Entsprechend aufmerksam war auch die junge Zuhörerschaft der ARS, die am Ende es etwa einstündigen Vortrags langanhaltenden Applaus spendete.
Was wohl geworden wäre, wenn Günter Schabowski am Abend des 9. November nicht durch sein unsicheres „sofort, unverzüglich“ einen Massenansturm von DDR-Bürgern auf die Grenze nach West-Berlin ausgelöst und damit den Mauerfall eingeleitet hätte, wollte eine Schülerin wissen. Seiters antwortete, dass der Zusammenbruch der DDR zwar nur noch eine Frage der Zeit gewesen sei, doch allein eine Überreaktion eines linientreuen Grenzsoldaten hätten die Geschehnisse in einen gewalttätigen Verlauf stürzen und eine Katastrophe auslösen können.
Seiters schilderte in diesem Zusammenhang auch die Skepsis der anderen europäischen Staaten auf die Pläne der Wiedervereinigung und berichtete von der „eisigen Stimmung“ bei den ersten Verhandlungen um die deutsche Einheit.
Seiters, der seit 2003 auch Präsident des Deutschen Roten Kreuzes ist, freute sich zu hören, dass es auch an der ARS einen Schulsanitätsdienst gibt.

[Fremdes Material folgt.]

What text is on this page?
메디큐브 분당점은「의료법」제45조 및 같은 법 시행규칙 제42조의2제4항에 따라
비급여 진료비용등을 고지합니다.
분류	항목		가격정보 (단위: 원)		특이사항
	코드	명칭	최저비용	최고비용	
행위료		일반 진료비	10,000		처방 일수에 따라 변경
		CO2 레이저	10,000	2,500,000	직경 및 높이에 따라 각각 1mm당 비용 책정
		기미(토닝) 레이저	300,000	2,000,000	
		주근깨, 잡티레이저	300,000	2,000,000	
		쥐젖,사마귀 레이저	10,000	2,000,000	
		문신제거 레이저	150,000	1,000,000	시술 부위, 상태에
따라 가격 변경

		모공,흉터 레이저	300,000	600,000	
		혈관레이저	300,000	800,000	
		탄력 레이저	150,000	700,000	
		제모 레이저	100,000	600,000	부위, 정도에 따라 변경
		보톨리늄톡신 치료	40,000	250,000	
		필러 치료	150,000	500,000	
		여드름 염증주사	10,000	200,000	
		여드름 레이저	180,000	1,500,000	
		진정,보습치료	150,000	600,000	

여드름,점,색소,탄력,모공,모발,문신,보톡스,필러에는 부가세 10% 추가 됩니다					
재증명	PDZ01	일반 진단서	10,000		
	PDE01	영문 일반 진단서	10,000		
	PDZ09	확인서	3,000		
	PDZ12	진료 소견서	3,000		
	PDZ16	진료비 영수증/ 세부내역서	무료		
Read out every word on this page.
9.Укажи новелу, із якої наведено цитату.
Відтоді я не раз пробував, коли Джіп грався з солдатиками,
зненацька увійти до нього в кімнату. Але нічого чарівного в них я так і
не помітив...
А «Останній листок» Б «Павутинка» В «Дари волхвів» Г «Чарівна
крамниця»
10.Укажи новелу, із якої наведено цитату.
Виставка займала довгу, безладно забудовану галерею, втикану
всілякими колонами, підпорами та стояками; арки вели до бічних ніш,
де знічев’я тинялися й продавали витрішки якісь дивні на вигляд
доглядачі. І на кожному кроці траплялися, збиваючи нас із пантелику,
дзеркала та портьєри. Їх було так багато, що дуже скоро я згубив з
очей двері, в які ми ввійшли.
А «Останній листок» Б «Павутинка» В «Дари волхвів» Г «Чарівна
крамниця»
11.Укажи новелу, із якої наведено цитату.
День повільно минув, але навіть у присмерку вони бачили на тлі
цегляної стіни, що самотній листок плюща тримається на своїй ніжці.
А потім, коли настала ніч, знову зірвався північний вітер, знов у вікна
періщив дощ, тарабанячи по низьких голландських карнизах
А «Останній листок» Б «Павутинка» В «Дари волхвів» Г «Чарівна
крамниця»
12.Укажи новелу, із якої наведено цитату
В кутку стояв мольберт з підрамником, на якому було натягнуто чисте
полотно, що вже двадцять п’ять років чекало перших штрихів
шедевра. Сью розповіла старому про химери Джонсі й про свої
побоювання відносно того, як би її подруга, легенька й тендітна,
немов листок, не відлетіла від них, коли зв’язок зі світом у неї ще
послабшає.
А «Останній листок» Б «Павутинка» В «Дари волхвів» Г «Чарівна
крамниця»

Am Ende seines Besuchs verabschiedete sich der Hohe Gast von den Schülerinnen und Schülern mit einer herzlichen Bitte: „Geht wählen, lasst keine Wahl aus! Diejenigen, die nicht freiheitlich wählen durften, können euch sagen welch hohes Gut das Wahlrecht ist!“
Angesichts der skandalös niedrigen Wahlbeteiligung bei den jüngsten Wahlen im Landkreis Gießen ist dieser Appell sicher berechtigt!